The patient had a history of hypertension and hyperlipidemia. He had herniated lumbar intervertebral discs due to a fall more than 10 years ago. His lumbar pain reappeared 4 months prior, and was treated with acupuncture. He denied a history of tuberculosis, hepatitis, typhoid fever, vaccinations, major organ diseases such as cardiovascular, cerebrovascular, pulmonary, hepatic, and renal diseases, food and drug allergies, blood transfusions, trauma, surgery, and poisoning.

Personal and family history

The patient was the second of five compatriots. He denied a family history of psychiatric disorders.

Physical examination

On physical examination, the vital signs were: Body temperature, 36.4 °C; Blood pressure, 134/73 mmHg; Heart rate, 74 beats per min; Respiratory rate, 17 breaths per min; Body weight, 76.9 kg; Body height, 176.5 cm.

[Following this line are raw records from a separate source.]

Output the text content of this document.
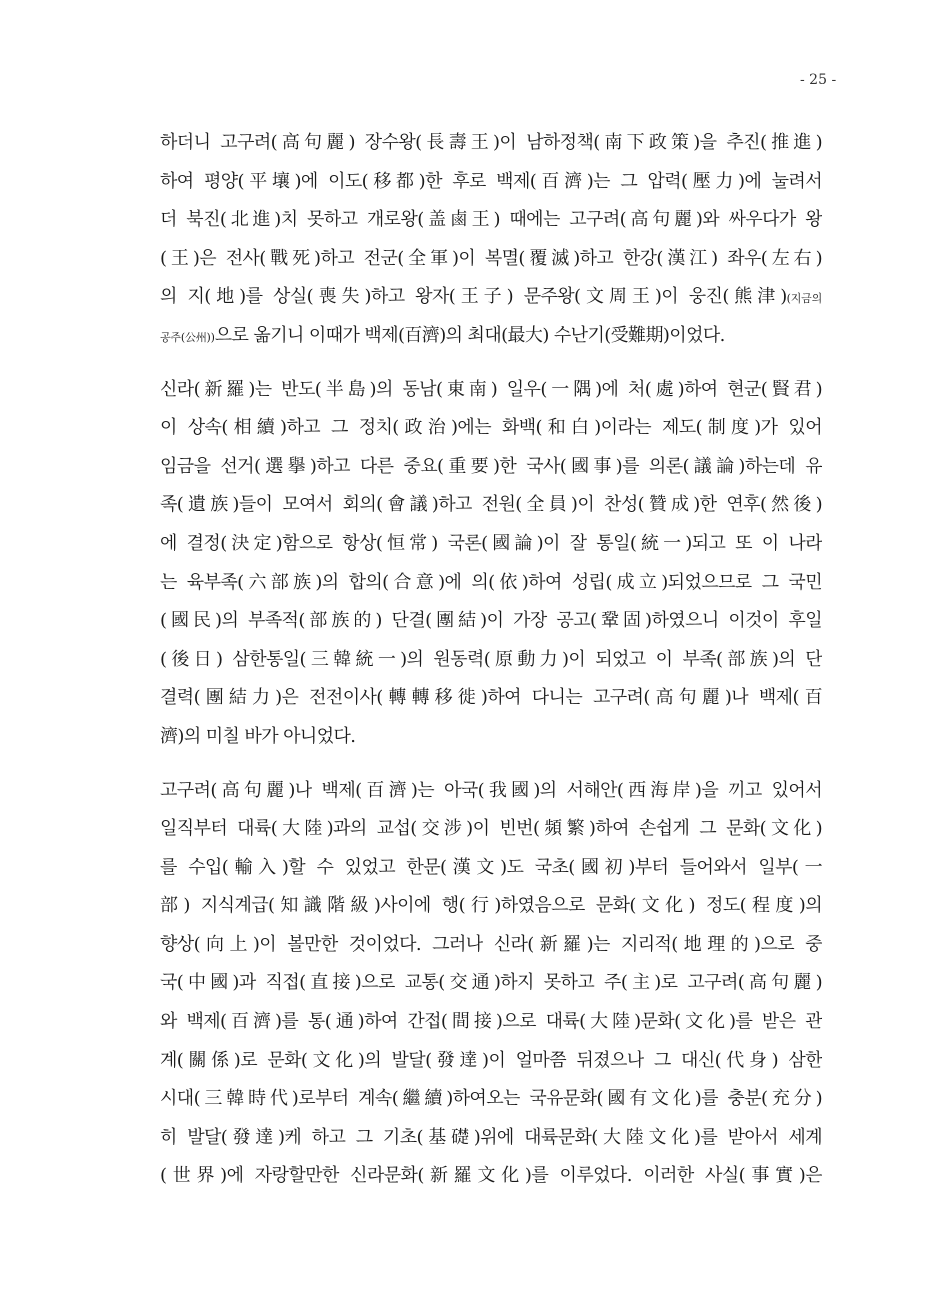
- 25 -
하더니 고구려(高句麗) 장수왕(長壽王)이 남하정책(南下政策)을 추진(推進)
하여 평양(平壤)에 이도(移都)한 후로 백제(百濟)는 그 압력(壓力)에 눌려서
더 북진(北進)치 못하고 개로왕(盖鹵王) 때에는 고구려(高句麗)와 싸우다가 왕
(王)은 전사(戰死)하고 전군(全軍)이 복멸(覆滅)하고 한강(漢江) 좌우(左右)
의 지(地)를 상실(喪失)하고 왕자(王子) 문주왕(文周王)이 웅진(熊津)(지금의
공주(公州))으로 옮기니 이때가 백제(百濟)의 최대(最大) 수난기(受難期)이었다.
신라(新羅)는 반도(半島)의 동남(東南) 일우(一隅)에 처(處)하여 현군(賢君)
이 상속(相續)하고 그 정치(政治)에는 화백(和白)이라는 제도(制度)가 있어
임금을 선거(選擧)하고 다른 중요(重要)한 국사(國事)를 의론(議論)하는데 유
족(遺族)들이 모여서 회의(會議)하고 전원(全員)이 찬성(贊成)한 연후(然後)
에 결정(決定)함으로 항상(恒常) 국론(國論)이 잘 통일(統一)되고 또 이 나라
는 육부족(六部族)의 합의(合意)에 의(依)하여 성립(成立)되었으므로 그 국민
(國民)의 부족적(部族的) 단결(團結)이 가장 공고(鞏固)하였으니 이것이 후일
(後日) 삼한통일(三韓統一)의 원동력(原動力)이 되었고 이 부족(部族)의 단
결력(團結力)은 전전이사(轉轉移徙)하여 다니는 고구려(高句麗)나 백제(百
濟)의 미칠 바가 아니었다.
고구려(高句麗)나 백제(百濟)는 아국(我國)의 서해안(西海岸)을 끼고 있어서
일직부터 대륙(大陸)과의 교섭(交涉)이 빈번(頻繁)하여 손쉽게 그 문화(文化)
를 수입(輸入)할 수 있었고 한문(漢文)도 국초(國初)부터 들어와서 일부(一
部) 지식계급(知識階級)사이에 행(行)하였음으로 문화(文化) 정도(程度)의
향상(向上)이 볼만한 것이었다. 그러나 신라(新羅)는 지리적(地理的)으로 중
국(中國)과 직접(直接)으로 교통(交通)하지 못하고 주(主)로 고구려(高句麗)
와 백제(百濟)를 통(通)하여 간접(間接)으로 대륙(大陸)문화(文化)를 받은 관
계(關係)로 문화(文化)의 발달(發達)이 얼마쯤 뒤졌으나 그 대신(代身) 삼한
시대(三韓時代)로부터 계속(繼續)하여오는 국유문화(國有文化)를 충분(充分)
히 발달(發達)케 하고 그 기초(基礎)위에 대륙문화(大陸文化)를 받아서 세계
(世界)에 자랑할만한 신라문화(新羅文化)를 이루었다. 이러한 사실(事實)은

The skin of the limbs was damaged (Figure 1).

Figure 1
Figure 1 Skin of the limbs.
Laboratory examinations

Blood counts, ultrasensitive C-reactive protein, and biochemistry were unremarkable.

Imaging examinations

Cranial computed tomography (CT) revealed enlargement of the cisterna magna and the left lateral fissure cistern, a rounded hypodense lesion at the anterior border of the left lateral fissure cistern, and lacunar lesions in the bilateral basal ganglia and bilateral lateral ventricles.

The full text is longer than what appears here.